To Nuriev, LEGO bricks are both a toy and a design object. The Death Star set’s intricate geometry, mirrored surfaces and clean engineering read like architectural poetry, a miniature building that demands both discipline and wonder. “Sometimes I didn’t even follow the instructions,” he admits. “I just did it my own way.” That instinct, signaling rebellion and curiosity, still guides his process. In the same way that architects reinterpret form and function, Nuriev approaches LEGO as a canvas for reinterpretation. It’s a place where creative structure meets playful imperfection.

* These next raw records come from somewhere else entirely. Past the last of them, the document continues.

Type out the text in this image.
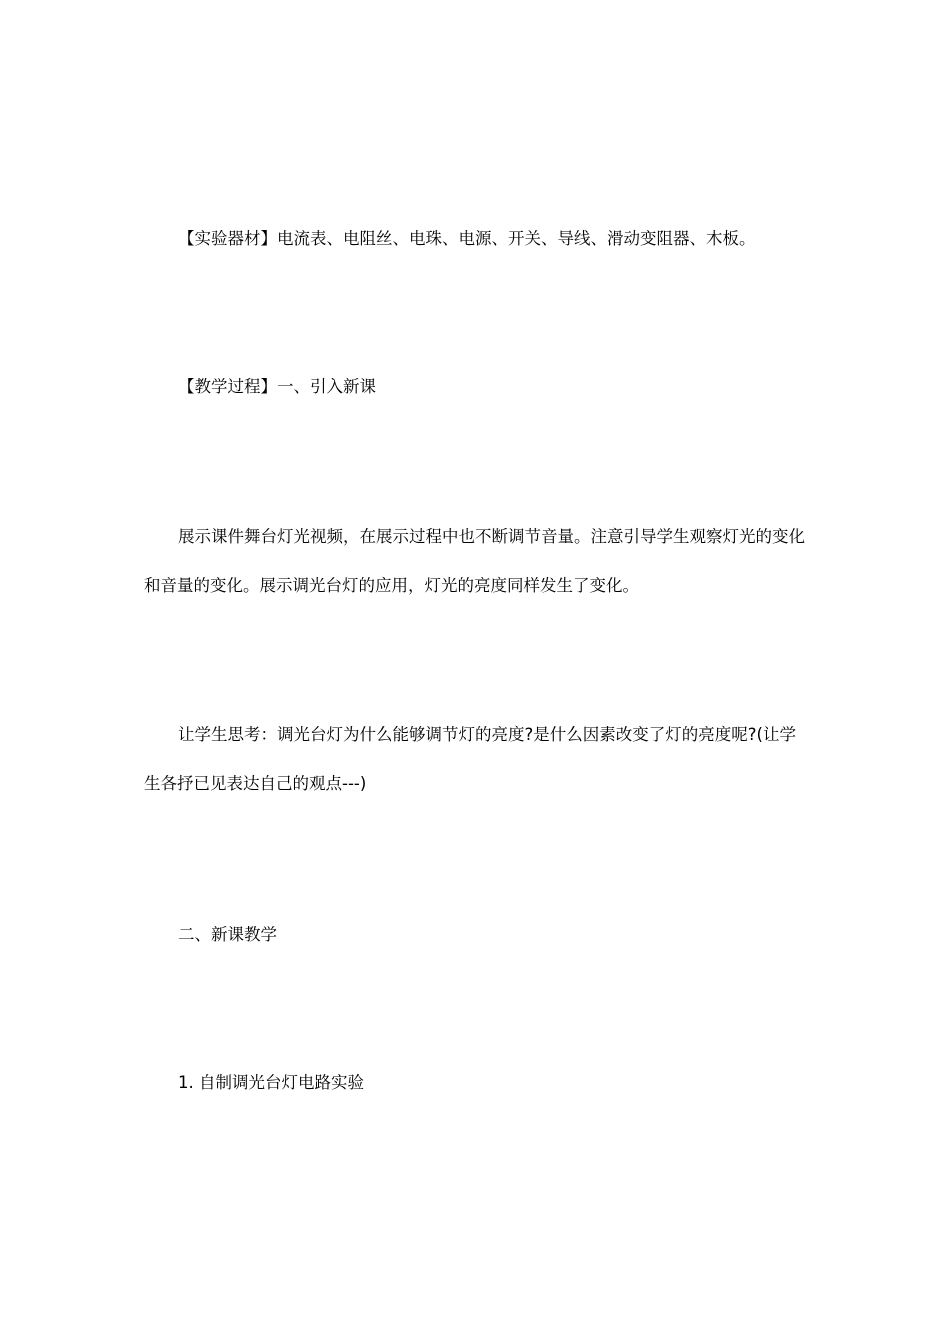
【实验器材】电流表、电阻丝、电珠、电源、开关、导线、滑动变阻器、木板。

【教学过程】一、引入新课

展示课件舞台灯光视频，在展示过程中也不断调节音量。注意引导学生观察灯光的变化和音量的变化。展示调光台灯的应用，灯光的亮度同样发生了变化。

让学生思考：调光台灯为什么能够调节灯的亮度?是什么因素改变了灯的亮度呢?(让学生各抒已见表达自己的观点---)

二、新课教学

1. 自制调光台灯电路实验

The intersection of playfulness and professional design is where Nuriev thrives. In the video, he appears almost as a hologram — a nod to both the Star Wars galaxy and the duality of past and future. “Ironically, now when I’m older and I’m building this piece, I feel so many parallels,” he says. “Because it’s all about the future, but there’s so many elements from the past as well.” His reflection turns the build into something bigger: a metaphor for the cyclical nature of creativity, where each project is a reconstruction of experience and memory. LEGO, much like design, becomes a way of processing time. It’s the tactile act of piecing the future together from fragments of nostalgia.


When the final LEGO Star Wars Death Star set takes form, one can see that it’s not just a model, but a work of art integrated into modern space. Displayed within Crosby Studios’ grayscale interior — all steel tones, soft light and precise symmetry — the LEGO build feels right at home. It becomes an object that carries both childhood wonder and adult mastery. For Nuriev, this moment closes a loop between fantasy and design, between the boy who built freely and the architect who still chases that same sense of freedom through structure.

As he places the completed Death Star set on the table, Nuriev reflects on the quiet satisfaction of creation, “It’s almost a reminder of transformation between history and future,” he says softly. In that reflection lies the heart of his craft: every build, whether a LEGO set or a real-world space, is a dialogue between who we were and who we’re becoming. And like the LEGO Star Wars Death Star set itself — meticulously assembled, perfectly imperfect — it’s proof that building something meaningful always starts with play.